Hermosilla aplica la vieja lección de Maquiavelo: “Es mejor ser temido que amado”. Y aunque la frase estaba pensada para príncipes renacentistas, Hermosilla la actualizó para el ecosistema chileno. ¿Para qué pagar multas si puedes conseguir que te las perdonen con una llamada? Si el Rey del Principito se atribuía la puesta de sol, Hermosilla se atribuye la caída de fiscalizadores.
El anuncio del «Puntito»: De Principito a Rey
El momento más inesperado de esta crónica no proviene de Hermosilla ni de Monsalve, sino del propio Boric. En medio del caos mediático por los audios del abogado y los videos de Monsalve, el presidente anuncia su futura paternidad. Y no es cualquier anuncio. No es «tendré un hijo», es «tendremos a Puntito«.
Con dos sílabas, Boric reescribió la narrativa. Monsalve y Hermosilla pasaron a segundo plano, mientras los medios internacionales se deshacían en notas sobre el «presidente humano», «el padre comprometido», «el hombre sensible que nos recuerda que la política también tiene corazón».
La estrategia no es nueva. La monarquía británica lleva siglos humanizando a sus príncipes a través de bodas, nacimientos y funerales. No importa cuán abollada esté la corona, una foto con un bebé puede convertir la crisis en épica. Si fue una jugada estratégica o una casualidad, nunca lo sabremos, pero la lección es evidente: si no puedes controlar la historia, escribe otra.

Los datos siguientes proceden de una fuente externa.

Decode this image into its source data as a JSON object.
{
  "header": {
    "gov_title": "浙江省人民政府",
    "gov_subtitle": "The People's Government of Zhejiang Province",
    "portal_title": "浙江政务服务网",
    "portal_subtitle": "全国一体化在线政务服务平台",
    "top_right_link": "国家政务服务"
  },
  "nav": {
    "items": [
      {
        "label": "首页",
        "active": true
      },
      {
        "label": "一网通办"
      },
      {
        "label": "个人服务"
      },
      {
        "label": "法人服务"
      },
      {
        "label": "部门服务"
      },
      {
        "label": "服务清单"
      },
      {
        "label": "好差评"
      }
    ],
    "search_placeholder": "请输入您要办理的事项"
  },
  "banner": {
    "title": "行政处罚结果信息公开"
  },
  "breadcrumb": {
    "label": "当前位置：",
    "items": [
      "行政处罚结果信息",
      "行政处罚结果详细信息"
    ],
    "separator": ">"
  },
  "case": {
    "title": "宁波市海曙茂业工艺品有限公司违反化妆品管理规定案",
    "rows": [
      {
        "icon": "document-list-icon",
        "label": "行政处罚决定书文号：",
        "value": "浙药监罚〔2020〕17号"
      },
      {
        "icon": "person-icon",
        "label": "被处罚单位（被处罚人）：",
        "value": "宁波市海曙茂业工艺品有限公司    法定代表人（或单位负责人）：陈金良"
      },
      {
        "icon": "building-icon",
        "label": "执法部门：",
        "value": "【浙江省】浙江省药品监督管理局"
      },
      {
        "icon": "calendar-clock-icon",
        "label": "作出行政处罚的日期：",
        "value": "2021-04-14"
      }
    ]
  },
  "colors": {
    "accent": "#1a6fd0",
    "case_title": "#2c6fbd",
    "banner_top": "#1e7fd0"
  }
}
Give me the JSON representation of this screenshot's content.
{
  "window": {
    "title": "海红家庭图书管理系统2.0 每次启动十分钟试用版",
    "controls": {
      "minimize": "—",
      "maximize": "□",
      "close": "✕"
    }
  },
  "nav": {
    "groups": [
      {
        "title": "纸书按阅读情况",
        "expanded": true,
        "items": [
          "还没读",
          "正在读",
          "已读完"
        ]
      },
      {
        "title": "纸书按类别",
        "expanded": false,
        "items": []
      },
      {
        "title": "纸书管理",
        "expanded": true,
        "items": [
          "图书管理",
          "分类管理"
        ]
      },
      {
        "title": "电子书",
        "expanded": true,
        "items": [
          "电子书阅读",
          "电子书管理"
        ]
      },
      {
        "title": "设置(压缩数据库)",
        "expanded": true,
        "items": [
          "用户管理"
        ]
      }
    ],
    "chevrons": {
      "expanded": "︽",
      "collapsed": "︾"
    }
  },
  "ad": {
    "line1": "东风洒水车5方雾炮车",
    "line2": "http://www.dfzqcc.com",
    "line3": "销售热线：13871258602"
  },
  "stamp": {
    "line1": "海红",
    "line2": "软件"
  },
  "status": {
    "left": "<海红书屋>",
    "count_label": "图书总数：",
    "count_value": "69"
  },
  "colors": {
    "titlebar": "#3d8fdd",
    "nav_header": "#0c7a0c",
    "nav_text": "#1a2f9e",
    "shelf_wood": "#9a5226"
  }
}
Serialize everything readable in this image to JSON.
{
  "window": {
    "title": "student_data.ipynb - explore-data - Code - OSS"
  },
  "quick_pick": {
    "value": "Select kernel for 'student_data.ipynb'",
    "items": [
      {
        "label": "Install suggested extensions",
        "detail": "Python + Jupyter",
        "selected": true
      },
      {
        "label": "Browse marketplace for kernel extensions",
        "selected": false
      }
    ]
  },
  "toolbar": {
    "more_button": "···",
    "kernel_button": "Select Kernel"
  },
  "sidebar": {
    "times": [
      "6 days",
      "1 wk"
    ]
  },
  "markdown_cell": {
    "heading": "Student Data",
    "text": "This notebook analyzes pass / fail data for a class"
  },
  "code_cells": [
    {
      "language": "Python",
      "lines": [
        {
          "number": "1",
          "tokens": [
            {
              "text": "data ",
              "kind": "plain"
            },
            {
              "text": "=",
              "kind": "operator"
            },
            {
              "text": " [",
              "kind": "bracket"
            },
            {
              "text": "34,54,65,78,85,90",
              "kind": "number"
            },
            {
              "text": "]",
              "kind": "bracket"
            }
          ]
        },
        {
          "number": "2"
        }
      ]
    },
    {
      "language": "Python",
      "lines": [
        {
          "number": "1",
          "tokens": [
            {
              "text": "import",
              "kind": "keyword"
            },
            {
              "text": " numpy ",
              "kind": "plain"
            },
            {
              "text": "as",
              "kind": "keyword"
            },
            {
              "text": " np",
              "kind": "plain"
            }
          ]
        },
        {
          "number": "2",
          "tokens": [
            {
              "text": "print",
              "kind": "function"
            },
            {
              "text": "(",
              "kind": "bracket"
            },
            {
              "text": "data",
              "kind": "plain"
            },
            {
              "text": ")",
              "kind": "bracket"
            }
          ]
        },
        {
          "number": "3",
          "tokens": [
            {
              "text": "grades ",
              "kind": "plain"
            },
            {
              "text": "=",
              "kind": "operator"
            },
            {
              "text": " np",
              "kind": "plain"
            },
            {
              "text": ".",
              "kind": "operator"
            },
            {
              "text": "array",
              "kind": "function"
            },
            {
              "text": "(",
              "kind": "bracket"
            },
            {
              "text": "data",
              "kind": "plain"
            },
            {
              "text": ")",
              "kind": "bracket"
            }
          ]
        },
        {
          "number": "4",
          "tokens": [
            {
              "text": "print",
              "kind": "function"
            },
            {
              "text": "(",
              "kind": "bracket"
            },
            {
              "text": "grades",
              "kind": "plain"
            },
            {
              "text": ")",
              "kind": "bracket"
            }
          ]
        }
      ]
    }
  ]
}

Boric no controló el sol ni las conferencias de prensa, pero con «Puntito» logró lo que parecía imposible: desviar la atención.
Puntito y punto aparte.
El poder que se delega se pierde
El planeta en el que aterrizó el principito no era el de Saint-Exupéry. Aquí, la lógica no se rige por el cuidado de una flor o el amor a un cordero. Este es el mundo de Maquiavelo, donde el poder no se concede, se disputa. Un reino no puede gobernarse con ternura, por más noble que sea la intención de su príncipe.
El viaje del principito ha sido una travesía por la lógica del poder. De la bondad ingenua a la estrategia inevitable. De la fe en la corte a la necesidad de controlarla. La nobleza no impide la astucia. Maquiavelo no propone que los príncipes renuncien a la bondad, pero advierte que la bondad sin poder no puede con nada.
El poder que se delega se pierde. Y el poder que siempre tiene admiradores, no tardará quien lo sepa afirmar y ostente a su suerte.
A partir de ahora, cada acto de nobleza deberá ir acompañado de cálculo. No para traicionar los principios del presidente, sino para defenderlos. Ya no hay tiempo para que un hermoso niño se siente en el trono buscando respuestas. Ahora debe usar su corona, y esa corona es de espinas. Boric ya es Rey, no es príncipe, ni principito, y este cuento -aunque suplique bondad- será imposible de escribirse completo sólo con ternura.
Por Amanda Durán
Las expresiones emitidas en esta columna son de exclusiva responsabilidad de su autor(a) y no representan necesariamente las opiniones de El Ciudadano.